Amelia waved this away with a sweep of her lacy, bell-shaped sleeve. “I’m sure the right person will be found in no time. When a need appears, so does the solution.”
Mrs. Palmer and Cora exchanged a long glance, as if they doubted it was quite as easy as all that. Amelia was the queen, and they were the worker bees.
“Do join us for tea, Lady Cecilia, Miss Hughes,” Amelia said, ushering them toward the cozy grouping of chairs and settees by the fire. Anne seemed to shake away her irritation and gave them a polite smile as she arranged the tea service where the papers had been. Harriet Palmer tucked them away into locked drawers, and Cecilia longed to know what they said. Harriet, though, was still quiet and warily watchful.

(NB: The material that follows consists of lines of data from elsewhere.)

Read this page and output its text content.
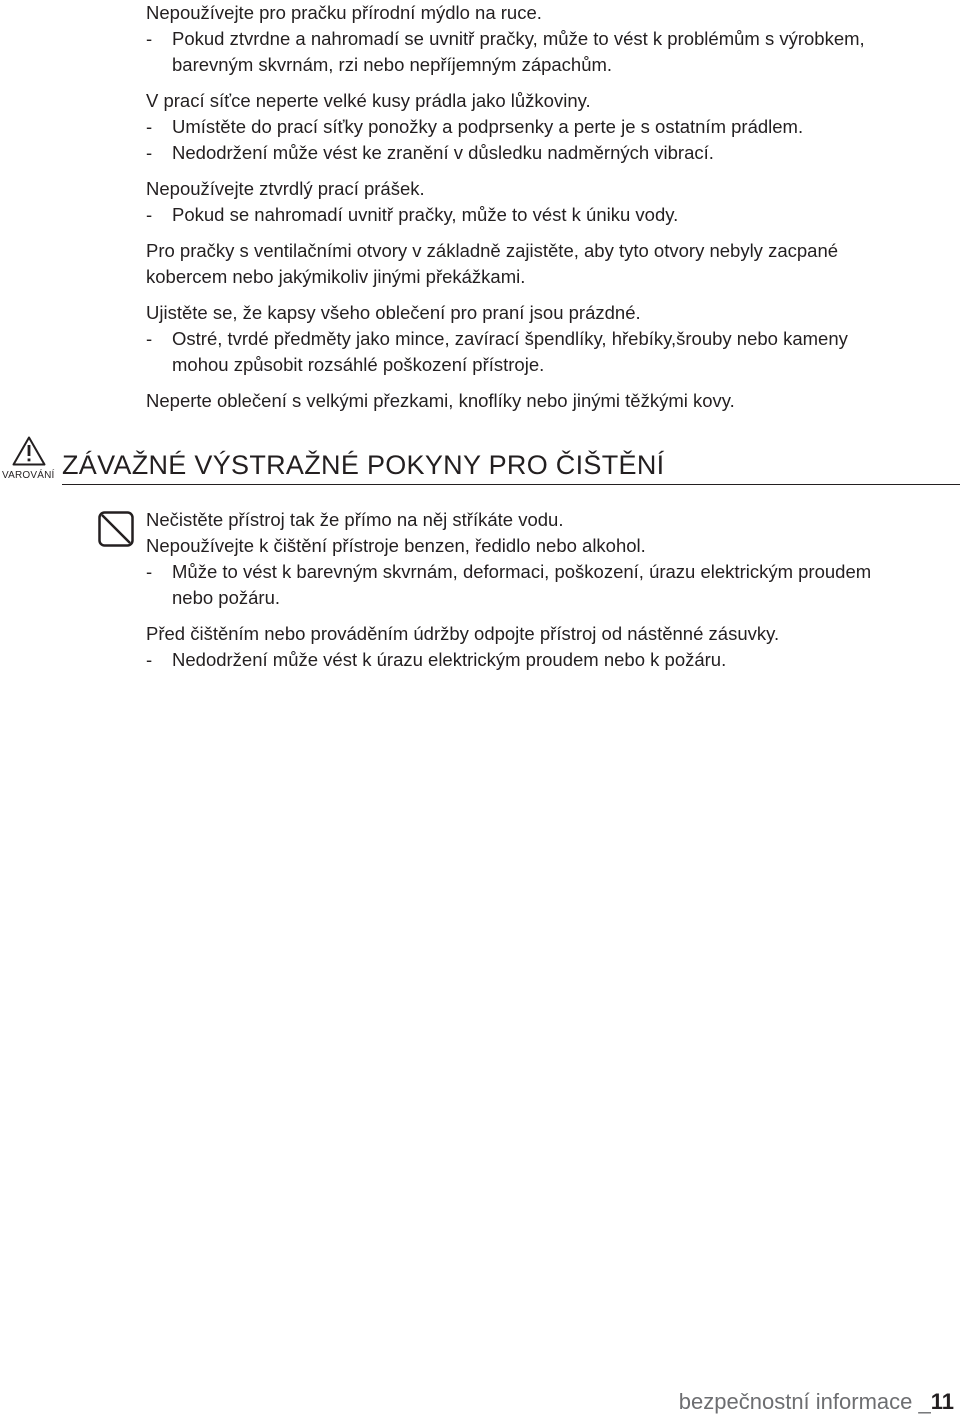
Nepoužívejte pro pračku přírodní mýdlo na ruce.
-	Pokud ztvrdne a nahromadí se uvnitř pračky, může to vést k problémům s výrobkem,
barevným skvrnám, rzi nebo nepříjemným zápachům.
V prací síťce neperte velké kusy prádla jako lůžkoviny.
-	Umístěte do prací síťky ponožky a podprsenky a perte je s ostatním prádlem.
-	Nedodržení může vést ke zranění v důsledku nadměrných vibrací.
Nepoužívejte ztvrdlý prací prášek.
-	Pokud se nahromadí uvnitř pračky, může to vést k úniku vody.
Pro pračky s ventilačními otvory v základně zajistěte, aby tyto otvory nebyly zacpané
kobercem nebo jakýmikoliv jinými překážkami.
Ujistěte se, že kapsy všeho oblečení pro praní jsou prázdné.
-	Ostré, tvrdé předměty jako mince, zavírací špendlíky, hřebíky,šrouby nebo kameny
mohou způsobit rozsáhlé poškození přístroje.
Neperte oblečení s velkými přezkami, knoflíky nebo jinými těžkými kovy.
VAROVÁNÍ ZÁVAŽNÉ VÝSTRAŽNÉ POKYNY PRO ČIŠTĚNÍ
Nečistěte přístroj tak že přímo na něj stříkáte vodu.
Nepoužívejte k čištění přístroje benzen, ředidlo nebo alkohol.
-	Může to vést k barevným skvrnám, deformaci, poškození, úrazu elektrickým proudem
nebo požáru.
Před čištěním nebo prováděním údržby odpojte přístroj od nástěnné zásuvky.
-	Nedodržení může vést k úrazu elektrickým proudem nebo k požáru.
bezpečnostní informace _11
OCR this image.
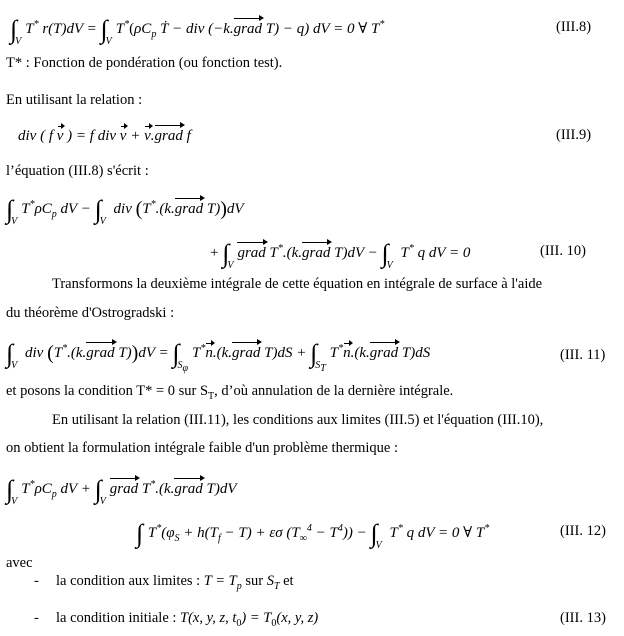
∫VT* $r(T)dV = \int VT^*(\rho C_p$ Ṫ − div (−k.grad T) − q) dV = 0 ∀ T*	(III.8)
T* : Fonction de pondération (ou fonction test).
En utilisant la relation :
div ( f v ) = f div v + v.grad f	(III.9)
l’équation (III.8) s'écrit :
$\int VT^*\rho C_p$ dV − ∫V div (T*.(k.grad T))dV
+ ∫Vgrad T*.(k.grad T)dV − ∫V T* q dV = 0	(III. 10)
Transformons la deuxième intégrale de cette équation en intégrale de surface à l'aide
du théorème d'Ostrogradski :
∫V div (T*.(k.grad $T))dV = \int S_\varphi T^*n.(k.grad$ $T)dS + \int S_TT^*n.(k.grad$ T)dS	(III. 11)
et posons la condition T* = 0 sur $S_T$, d’où annulation de la dernière intégrale.
En utilisant la relation (III.11), les conditions aux limites (III.5) et l'équation (III.10),
on obtient la formulation intégrale faible d'un problème thermique :
$\int VT^*\rho C_p$ dV + ∫Vgrad T*.(k.grad T)dV
∫ $T^*(\varphi_S + h(T_f - T) + \varepsilon\sigma$ $(T_\infty^4 - T^4)) - \int V$ T* q dV = 0 ∀ T*	(III. 12)
avec
- la condition aux limites : $T = T_p$ sur $S_T$ et
- la condition initiale : T(x, y, z, $t_0) = T_0(x$, y, z)	(III. 13)
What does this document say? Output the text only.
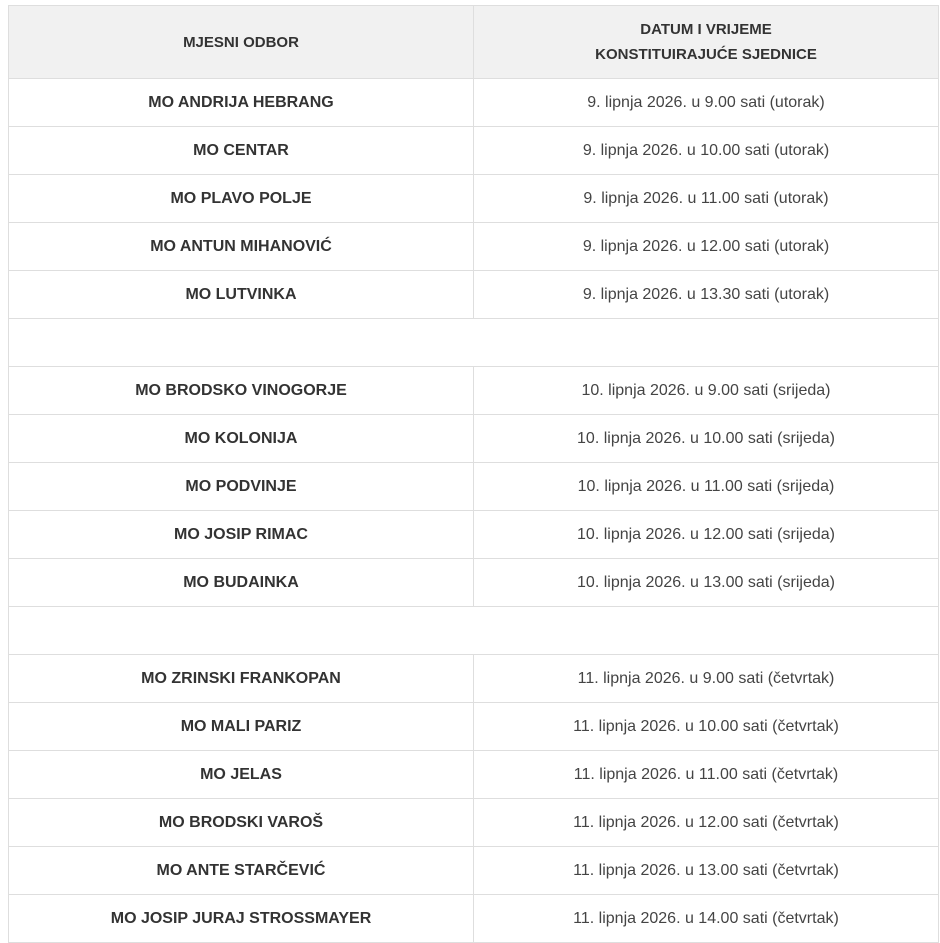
MJESNI ODBOR	DATUM I VRIJEME
KONSTITUIRAJUĆE SJEDNICE
MO ANDRIJA HEBRANG	9. lipnja 2026. u 9.00 sati (utorak)
MO CENTAR	9. lipnja 2026. u 10.00 sati (utorak)
MO PLAVO POLJE	9. lipnja 2026. u 11.00 sati (utorak)
MO ANTUN MIHANOVIĆ	9. lipnja 2026. u 12.00 sati (utorak)
MO LUTVINKA	9. lipnja 2026. u 13.30 sati (utorak)

MO BRODSKO VINOGORJE	10. lipnja 2026. u 9.00 sati (srijeda)
MO KOLONIJA	10. lipnja 2026. u 10.00 sati (srijeda)
MO PODVINJE	10. lipnja 2026. u 11.00 sati (srijeda)
MO JOSIP RIMAC	10. lipnja 2026. u 12.00 sati (srijeda)
MO BUDAINKA	10. lipnja 2026. u 13.00 sati (srijeda)

MO ZRINSKI FRANKOPAN	11. lipnja 2026. u 9.00 sati (četvrtak)
MO MALI PARIZ	11. lipnja 2026. u 10.00 sati (četvrtak)
MO JELAS	11. lipnja 2026. u 11.00 sati (četvrtak)
MO BRODSKI VAROŠ	11. lipnja 2026. u 12.00 sati (četvrtak)
MO ANTE STARČEVIĆ	11. lipnja 2026. u 13.00 sati (četvrtak)
MO JOSIP JURAJ STROSSMAYER	11. lipnja 2026. u 14.00 sati (četvrtak)
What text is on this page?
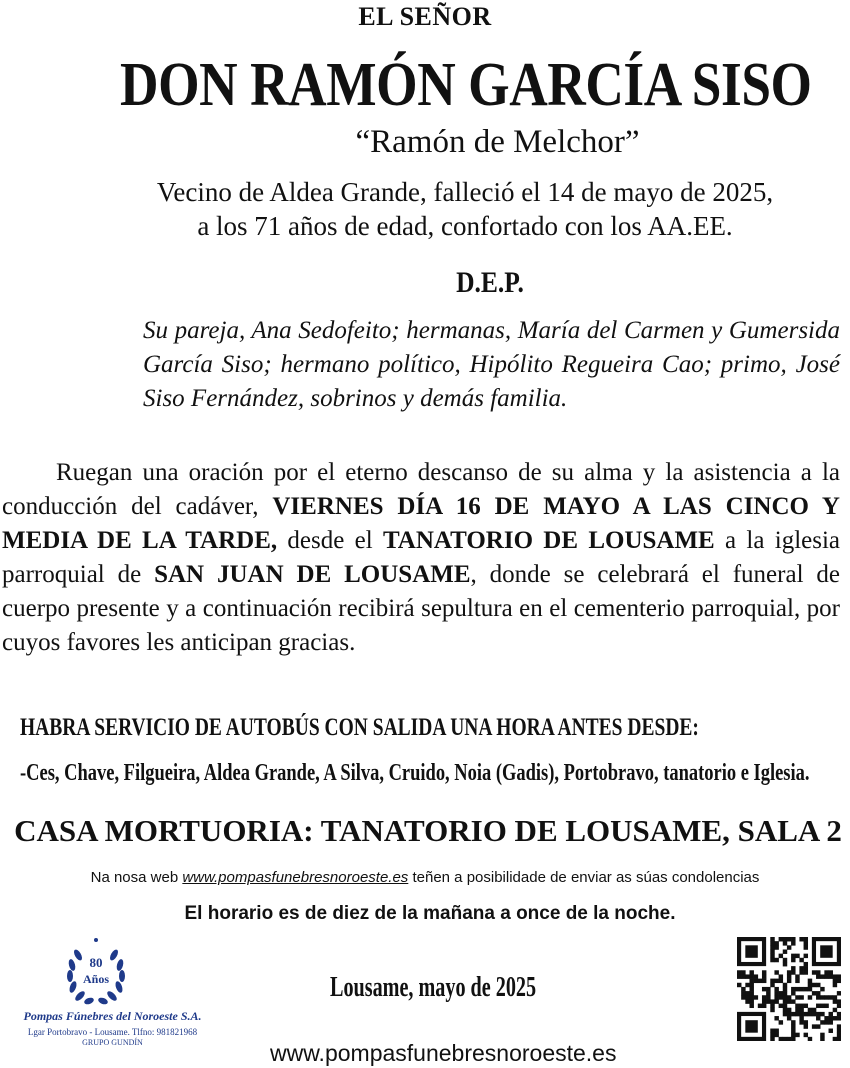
EL SEÑOR
DON RAMÓN GARCÍA SISO
“Ramón de Melchor”
Vecino de Aldea Grande, falleció el 14 de mayo de 2025,
a los 71 años de edad, confortado con los AA.EE.
D.E.P.
Su pareja, Ana Sedofeito; hermanas, María del Carmen y Gumersida García Siso; hermano político, Hipólito Regueira Cao; primo, José Siso Fernández, sobrinos y demás familia.
Ruegan una oración por el eterno descanso de su alma y la asistencia a la conducción del cadáver, VIERNES DÍA 16 DE MAYO A LAS CINCO Y MEDIA DE LA TARDE, desde el TANATORIO DE LOUSAME a la iglesia parroquial de SAN JUAN DE LOUSAME, donde se celebrará el funeral de cuerpo presente y a continuación recibirá sepultura en el cementerio parroquial, por cuyos favores les anticipan gracias.
HABRA SERVICIO DE AUTOBÚS CON SALIDA UNA HORA ANTES DESDE:
-Ces, Chave, Filgueira, Aldea Grande, A Silva, Cruido, Noia (Gadis), Portobravo, tanatorio e Iglesia.
CASA MORTUORIA: TANATORIO DE LOUSAME, SALA 2
Na nosa web www.pompasfunebresnoroeste.es teñen a posibilidade de enviar as súas condolencias
El horario es de diez de la mañana a once de la noche.
Lousame, mayo de 2025
www.pompasfunebresnoroeste.es
80
Años
Pompas Fúnebres del Noroeste S.A.
Lgar Portobravo - Lousame. Tlfno: 981821968
GRUPO GUNDÍN
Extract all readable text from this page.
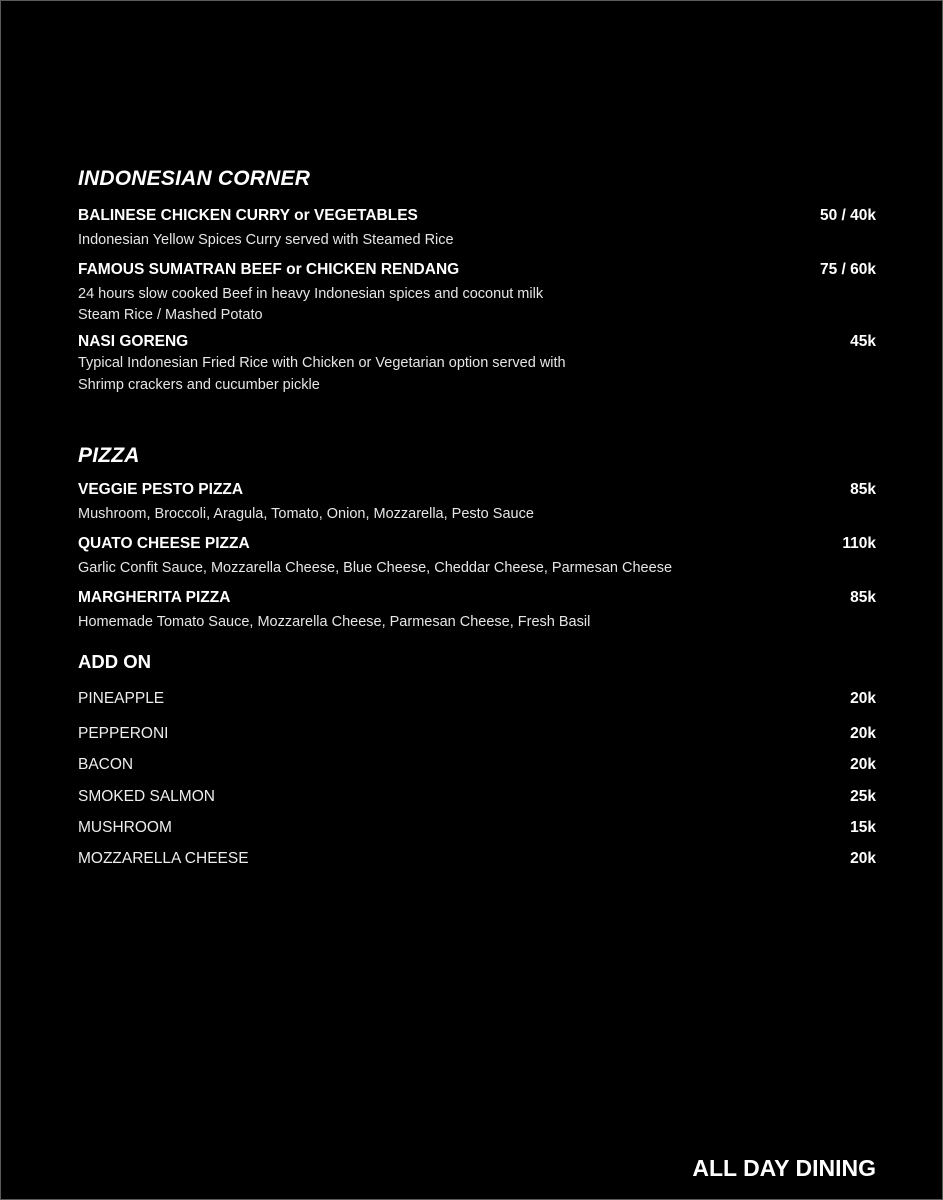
INDONESIAN CORNER
BALINESE CHICKEN CURRY or VEGETABLES	50 / 40k
Indonesian Yellow Spices Curry served with Steamed Rice
FAMOUS SUMATRAN BEEF or CHICKEN RENDANG	75 / 60k
24 hours slow cooked Beef in heavy Indonesian spices and coconut milk
Steam Rice / Mashed Potato
NASI GORENG	45k
Typical Indonesian Fried Rice with Chicken or Vegetarian option served with
Shrimp crackers and cucumber pickle
PIZZA
VEGGIE PESTO PIZZA	85k
Mushroom, Broccoli, Aragula, Tomato, Onion, Mozzarella, Pesto Sauce
QUATO CHEESE PIZZA	110k
Garlic Confit Sauce, Mozzarella Cheese, Blue Cheese, Cheddar Cheese, Parmesan Cheese
MARGHERITA PIZZA	85k
Homemade Tomato Sauce, Mozzarella Cheese, Parmesan Cheese, Fresh Basil
ADD ON
PINEAPPLE	20k
PEPPERONI	20k
BACON	20k
SMOKED SALMON	25k
MUSHROOM	15k
MOZZARELLA CHEESE	20k
ALL DAY DINING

“Or perhaps you would care for something else?” Amelia continued. She sat down on a throne-like velvet and gilt armchair, arranging the froth of her long skirts around her. “I do have a lovely pinot gris from Alsace.”
Cecilia glanced at the clock on the mantel, a Black Forest confection of tiny couples in lederhosen and dirndls. It was almost noon now, and there was that whiff of wine under the rose scent Mrs. Price wore. It felt quite daring. “That sounds scrumptious. Thank you, Mrs. Price.”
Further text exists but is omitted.